Deşt köyü Muhtarı Şükrü Söğüt, 40 haneli köylerinin boşaltılması üzerinden 20 yıl geçtikten sonra İstanbul’da bir araya geldiklerini ve köylerine dönüş yapma kararı aldıklarını anlattı. Söğüt, 2012 yılında yapımına başladıkları evleri 1 yıl içinde tamamladıklarını ve kurduğu çiftlik ile hayvancılık yaptığını belirtti. 200 keçi ile başladığını, kısa süre içinde bin 800 keçi ile günlük 600 litre süt üretimi yaptığını anlatan Söğüt, köyün özel güvenlik bölgesi ilan edilmesi ardından sularının kesildiğini, kış ayında hayvanlar ile yalnız başına kaldığını, kar eriterek hayvanlara su verdiğini söyledi. Söğüt, çiftlikte çalışacak kimseyi bulamadığı için hayvanlarını senet karşılığında başkasına verdiğini, İl Özel İdaresi’nden aldıkları izin ile çiftliği inşa ettiğini ancak su kesintilerinin çığırından çıktığını vurguladı. Suların kesilmesi üzerine İl Özel İdaresi’ne gittiğini belirten Söğüt, burada “Biz mi sana çiftlik kur, hayvancılık yap dedik” yanıtı aldığını aktardı.

‘HELİKOPTERLER RASTGELE ATEŞ AÇIYOR’

Söğüt, “Özel Güvenlik Bölgesi”nde olan köylerinin Tunceli Valiliği tarafından gönderilen tebligatta boş göründüğünü ve haftada 3-4 kobra helikopterin köylerinin çevresini rastgele ateş altına aldığını söyledi. Sabahları kurşun sesi ile uyandıklarını dile getiren Söğüt, “Köy üç kez yangın tehlikesi geçirdi. Yangın ormana sıçramadan gece saat 12’ye kadar uğraşıp yangını söndürdük. Köyden çıkmamız halinde çıkacak küçük bir ateş bütün ormanı yakar” dedi. Muhtar, köyünü bir daha terk etmeyeceğini sözlerine ekledi.

‘BASKIYI YARATAN SESSİZLİĞİMİZ’

Devam eden OHAL ve özel güvenlik bölgelerinin köylerine dönmek isteyen insanların koşullardan dolayı beklediğini söyleyen Ahmet Akgüzel ise, “Barış süreci insanların umut bağladığı bir durumdu.

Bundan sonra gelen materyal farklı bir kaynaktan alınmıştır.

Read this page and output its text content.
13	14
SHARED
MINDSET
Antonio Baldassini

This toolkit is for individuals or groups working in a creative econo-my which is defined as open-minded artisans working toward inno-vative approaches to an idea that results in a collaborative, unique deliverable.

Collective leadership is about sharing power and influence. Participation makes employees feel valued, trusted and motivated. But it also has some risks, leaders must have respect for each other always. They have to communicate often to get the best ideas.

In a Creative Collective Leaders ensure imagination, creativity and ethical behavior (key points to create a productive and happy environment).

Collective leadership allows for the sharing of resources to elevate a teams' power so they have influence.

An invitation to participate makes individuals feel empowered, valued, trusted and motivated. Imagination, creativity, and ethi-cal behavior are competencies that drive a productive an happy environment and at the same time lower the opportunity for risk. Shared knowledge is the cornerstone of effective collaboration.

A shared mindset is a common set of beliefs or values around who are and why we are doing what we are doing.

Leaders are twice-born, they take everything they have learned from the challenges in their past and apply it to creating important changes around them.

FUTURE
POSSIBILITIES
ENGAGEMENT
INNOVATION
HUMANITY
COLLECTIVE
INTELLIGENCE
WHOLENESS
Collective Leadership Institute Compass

Nitekim olumlu havası kısa sürede Türkiye’nin her yerine yansıdı. Ve bu doğrultuda yurtlarını terk edenler ata yerlerinde ev yapma yerleşme fikri doğdu ve bu yayılıyordu” ifadelerini kullandı.

Dersim’i ve sevdiğini ve yılın 10 ayını köyünde geçireceğini aktaran Akgüzel, 11 kişinin yaşadığı köyde geri dönüşleri özendirmek için köy misafirhanesi inşa etmeyi düşündüklerini belirterek, şöyle devam etti: “Dolaşım özgürlüğü, iletişim özgürlüğü sıkıntı yaratan bir durum. Kanımca baskıyı yaratan sessizliğimizdir. Bu ülkenin vatandaşı olarak anayasal haklarımızı kullanmakta çoğumuz tereddüt ediyoruz. Haliyle olumsuz olarak bize yansıyor. Metropolde yaşayanlara dahi yansıyor. Umutsuz değilim. Koşullar zor olsa da yaşamımızı sürdürmeye devam edeceğiz. En yalın bir şekilde Azrail olsa en fazla canımı alır. Yoksa bildiğim doğruları söylemekten çekinmem.”